This is a guest post by Rachel
Rachel is currently completing a PhD while working as an adjunct wage slave teaching Philosophy and Women's Studies courses, holding down a desk job that keeps the benefits coming, and blogging at The Feminist Agenda. She lives in Wyoming with her partner, 5 y/o stepdaughter, 15 m/o daughter, three cats, one large dog, and two teeny-tiny African dwarf frogs.
I’ve been thinking about the classic phrase “white guilt” lately. For one thing, in discussions about privilege, people often invoke the concept of white guilt in a fairly defensive way. As in “I hate it when people point out my privilege, because then I don’t know what to do – am I supposed to spend my whole life apologizing and feeling guilty for things I can’t control?” Occasionally this kind of response is sincere, but generally it’s a manipulative dodge. I always want to say “for one thing, you could drop your defensive attitude and start taking a more detailed look at things in order to become aware of the systemic exclusion and hardships faced by many individuals in your world.” But this kind of advice is generally lost on the defensive and manipulative sort.
But my thoughts on “white guilt” have led in a different direction lately, and it strikes me that the phrase is both deeply inadequate and deceptively inaccurate. It’s inaccurate because privilege comes in many shapes and forms. It’s inadequate because a thoughtful person who’s both privileged by birth and invested in social justice will wrestle with this fact, and reflect on their daily choices and actions with a far more complex response than guilt. Guilt doesn’t come close to capturing the deeply conflicted emotions involved.
For example, there are times when a white, educated voice will be more likely to be heard than the voices of those who are being wronged. The fact that your voice is privileged, and that this puts you in a position to help a group in need, is a conflicting experience. On the one hand, somebody needs to do something. On the other hand, it feels like speaking up in this situation amounts to giving your implicit approval to the very system which privileges your voice, and borders on paternalistic behavior. At best you can speak up, draw attention to the problem, and then defer to the voices which should have been heard to begin with. But in my experience, this produces mixed results.
Then there are the choices I make for my kids. I have deep convictions about the many problems with the food we eat and the lies we’re told by the food industry and its government lackeys in this country. On the other hand, I understand that having access to food that is free of toxins such as agricultural chemicals, growth hormones, antibiotics, highly processed sugars, preservatives, hydrogenated oils, and artificial colors is a privilege that many cannot afford. The diet that accompanies poverty in this country is horrible, and undeniably linked to the ever-increasing rates of obesity, diabetes, heart disease, and cancer. When I go to have lunch with my daughter at the daycare every day, I cringe as I watch other kids eat the crap that is subsidized by the government and billed as “a nutritionally well-balanced lunch.” I’ve heard the arguments that buying local and choosing organic, natural foods is an elitist sign of privilege, but I just can’t bring myself to put that shit in my kids’ mouths. Similarly, I’ve heard the arguments that homeschooling or sending your child to a private school is elitist and takes resources away from the public schools that need them so badly. And yet, after tutoring kids from the public schools for more than a decade, and teaching freshman courses at the college level, I would homeschool my kids in a heartbeat if I had the option. And that’s the nature of being a parent – you have to make the choices that you think are best for your kids, even as you realize that just having that choice is a privilege.

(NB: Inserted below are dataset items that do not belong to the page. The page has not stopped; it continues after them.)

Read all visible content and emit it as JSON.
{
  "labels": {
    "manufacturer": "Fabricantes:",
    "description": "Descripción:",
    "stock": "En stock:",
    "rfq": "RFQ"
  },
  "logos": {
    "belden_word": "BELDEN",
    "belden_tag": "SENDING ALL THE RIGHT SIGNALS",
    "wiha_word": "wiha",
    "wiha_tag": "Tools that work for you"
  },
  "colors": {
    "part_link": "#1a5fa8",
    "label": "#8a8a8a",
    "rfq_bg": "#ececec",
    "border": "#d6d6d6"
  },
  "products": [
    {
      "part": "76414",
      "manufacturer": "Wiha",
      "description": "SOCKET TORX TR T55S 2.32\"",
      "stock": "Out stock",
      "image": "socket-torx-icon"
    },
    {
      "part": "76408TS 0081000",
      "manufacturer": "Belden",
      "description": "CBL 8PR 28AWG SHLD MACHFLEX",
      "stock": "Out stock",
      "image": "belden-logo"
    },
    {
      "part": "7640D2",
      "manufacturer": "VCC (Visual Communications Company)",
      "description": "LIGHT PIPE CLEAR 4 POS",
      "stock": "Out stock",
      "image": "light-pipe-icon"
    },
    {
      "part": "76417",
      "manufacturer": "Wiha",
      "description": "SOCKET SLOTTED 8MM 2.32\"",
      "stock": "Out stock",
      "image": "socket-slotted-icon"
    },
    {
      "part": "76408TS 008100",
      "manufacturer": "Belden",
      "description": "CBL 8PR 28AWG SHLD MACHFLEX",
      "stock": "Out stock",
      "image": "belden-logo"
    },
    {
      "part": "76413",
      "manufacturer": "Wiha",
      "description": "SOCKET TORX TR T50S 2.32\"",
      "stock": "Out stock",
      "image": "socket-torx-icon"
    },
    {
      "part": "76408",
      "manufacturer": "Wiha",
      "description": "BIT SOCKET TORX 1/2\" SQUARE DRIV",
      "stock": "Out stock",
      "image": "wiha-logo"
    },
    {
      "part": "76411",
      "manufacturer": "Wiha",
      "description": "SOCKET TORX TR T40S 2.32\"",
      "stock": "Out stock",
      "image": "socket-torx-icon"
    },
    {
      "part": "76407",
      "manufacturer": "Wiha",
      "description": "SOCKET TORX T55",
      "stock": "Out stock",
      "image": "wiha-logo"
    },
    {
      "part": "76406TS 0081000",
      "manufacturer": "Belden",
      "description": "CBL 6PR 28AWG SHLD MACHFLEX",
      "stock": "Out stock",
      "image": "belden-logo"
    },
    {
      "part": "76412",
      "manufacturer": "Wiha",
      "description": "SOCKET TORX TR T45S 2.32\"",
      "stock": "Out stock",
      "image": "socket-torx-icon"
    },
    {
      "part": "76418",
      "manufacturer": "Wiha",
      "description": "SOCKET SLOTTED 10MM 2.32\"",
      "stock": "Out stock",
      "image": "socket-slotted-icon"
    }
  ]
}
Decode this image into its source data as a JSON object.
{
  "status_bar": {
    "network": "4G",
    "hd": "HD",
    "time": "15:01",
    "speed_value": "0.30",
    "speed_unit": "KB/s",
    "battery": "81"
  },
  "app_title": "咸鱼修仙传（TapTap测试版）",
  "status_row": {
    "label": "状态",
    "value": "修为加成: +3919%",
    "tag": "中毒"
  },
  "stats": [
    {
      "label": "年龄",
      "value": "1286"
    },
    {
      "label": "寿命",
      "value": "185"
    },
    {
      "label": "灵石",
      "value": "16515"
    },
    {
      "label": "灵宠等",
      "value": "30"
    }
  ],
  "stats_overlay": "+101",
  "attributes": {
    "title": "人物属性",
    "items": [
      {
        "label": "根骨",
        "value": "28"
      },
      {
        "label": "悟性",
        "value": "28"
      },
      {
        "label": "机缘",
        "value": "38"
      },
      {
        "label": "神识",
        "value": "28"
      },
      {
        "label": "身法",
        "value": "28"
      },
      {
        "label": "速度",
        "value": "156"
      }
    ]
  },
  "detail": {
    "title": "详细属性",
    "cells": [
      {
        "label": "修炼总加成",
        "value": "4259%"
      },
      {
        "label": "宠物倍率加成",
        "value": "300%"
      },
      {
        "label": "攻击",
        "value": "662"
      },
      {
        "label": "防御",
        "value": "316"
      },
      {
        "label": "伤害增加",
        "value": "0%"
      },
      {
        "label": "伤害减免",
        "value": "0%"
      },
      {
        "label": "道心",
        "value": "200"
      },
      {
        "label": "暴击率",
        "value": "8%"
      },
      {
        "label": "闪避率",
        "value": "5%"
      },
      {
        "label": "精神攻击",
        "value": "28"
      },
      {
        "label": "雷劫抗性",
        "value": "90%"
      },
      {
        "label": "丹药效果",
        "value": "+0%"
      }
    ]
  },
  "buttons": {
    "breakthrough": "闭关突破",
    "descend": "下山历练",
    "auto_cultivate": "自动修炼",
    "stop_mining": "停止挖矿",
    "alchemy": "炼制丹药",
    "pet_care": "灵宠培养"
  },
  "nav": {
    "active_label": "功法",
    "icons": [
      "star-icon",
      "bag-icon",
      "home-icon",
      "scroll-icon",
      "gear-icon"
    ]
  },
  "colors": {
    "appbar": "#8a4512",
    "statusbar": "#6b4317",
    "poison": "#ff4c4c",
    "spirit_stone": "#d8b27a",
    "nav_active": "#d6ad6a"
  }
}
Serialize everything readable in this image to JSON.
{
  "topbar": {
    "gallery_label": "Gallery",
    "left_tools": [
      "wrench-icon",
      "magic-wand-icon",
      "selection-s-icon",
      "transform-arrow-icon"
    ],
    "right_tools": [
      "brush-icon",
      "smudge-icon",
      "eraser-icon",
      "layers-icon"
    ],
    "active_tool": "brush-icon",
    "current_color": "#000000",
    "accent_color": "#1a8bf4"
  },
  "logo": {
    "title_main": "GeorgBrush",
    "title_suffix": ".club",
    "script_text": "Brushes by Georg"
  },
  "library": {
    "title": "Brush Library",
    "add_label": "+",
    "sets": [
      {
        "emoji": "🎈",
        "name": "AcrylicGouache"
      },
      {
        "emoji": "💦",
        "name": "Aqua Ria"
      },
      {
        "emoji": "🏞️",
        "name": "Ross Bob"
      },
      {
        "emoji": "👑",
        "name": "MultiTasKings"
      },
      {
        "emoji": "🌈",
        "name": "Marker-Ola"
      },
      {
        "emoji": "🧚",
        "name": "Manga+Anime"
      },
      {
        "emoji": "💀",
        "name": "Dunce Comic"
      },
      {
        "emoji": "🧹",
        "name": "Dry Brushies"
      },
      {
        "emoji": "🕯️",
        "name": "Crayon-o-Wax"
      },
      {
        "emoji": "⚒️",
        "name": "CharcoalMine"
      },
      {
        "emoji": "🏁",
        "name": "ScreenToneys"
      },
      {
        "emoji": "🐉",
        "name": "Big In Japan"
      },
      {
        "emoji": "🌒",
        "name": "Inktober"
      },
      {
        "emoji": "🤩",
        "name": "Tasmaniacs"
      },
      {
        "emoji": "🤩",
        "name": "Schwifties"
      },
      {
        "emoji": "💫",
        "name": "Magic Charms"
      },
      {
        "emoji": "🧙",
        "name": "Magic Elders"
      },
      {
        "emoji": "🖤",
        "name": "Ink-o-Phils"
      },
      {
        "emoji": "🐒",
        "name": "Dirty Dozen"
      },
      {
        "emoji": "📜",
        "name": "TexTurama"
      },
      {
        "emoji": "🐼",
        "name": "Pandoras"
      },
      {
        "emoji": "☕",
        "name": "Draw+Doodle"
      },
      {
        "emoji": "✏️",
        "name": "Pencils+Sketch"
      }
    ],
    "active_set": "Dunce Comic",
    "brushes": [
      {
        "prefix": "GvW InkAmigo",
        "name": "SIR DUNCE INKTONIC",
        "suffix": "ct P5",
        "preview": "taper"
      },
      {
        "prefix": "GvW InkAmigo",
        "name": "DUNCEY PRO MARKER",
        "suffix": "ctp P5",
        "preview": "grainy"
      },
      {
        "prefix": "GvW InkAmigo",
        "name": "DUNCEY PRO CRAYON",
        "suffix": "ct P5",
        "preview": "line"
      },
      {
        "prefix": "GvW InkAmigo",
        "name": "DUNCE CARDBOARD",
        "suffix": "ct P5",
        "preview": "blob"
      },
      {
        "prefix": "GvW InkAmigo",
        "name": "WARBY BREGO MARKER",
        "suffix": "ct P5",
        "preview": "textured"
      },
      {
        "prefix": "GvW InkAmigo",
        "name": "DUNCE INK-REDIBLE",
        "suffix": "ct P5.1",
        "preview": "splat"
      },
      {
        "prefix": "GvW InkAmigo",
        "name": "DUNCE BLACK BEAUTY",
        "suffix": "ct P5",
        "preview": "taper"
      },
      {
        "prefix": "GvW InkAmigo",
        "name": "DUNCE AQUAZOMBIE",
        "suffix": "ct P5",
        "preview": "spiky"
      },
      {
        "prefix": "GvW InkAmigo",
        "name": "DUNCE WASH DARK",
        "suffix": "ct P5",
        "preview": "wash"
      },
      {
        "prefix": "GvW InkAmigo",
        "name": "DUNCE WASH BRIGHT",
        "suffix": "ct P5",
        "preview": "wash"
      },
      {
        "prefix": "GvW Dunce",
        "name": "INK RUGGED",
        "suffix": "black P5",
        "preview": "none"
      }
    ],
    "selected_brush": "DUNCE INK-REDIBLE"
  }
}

Do I think it’s my responsibility to go around feeling guilty because these choices are available to me? No, but that doesn’t mean I can bury it in the back of my mind and go my merry way. An aware person is a person who will be more likely to see opportunities to work for change and to point out systemic injustices wherever they’re found. An aware person is more likely to spot the bullshit in the “bootstraps” rhetoric that abounds in our culture and point it out to others. And an aware person is more likely to understand how the advantages they had contributed to their success, and to work to extend these advantages to a broader and more inclusive group. Such awareness inescapably leads to deeply conflicted thoughts and emotions, but nobody ever said the examined life was easy. Just worth living.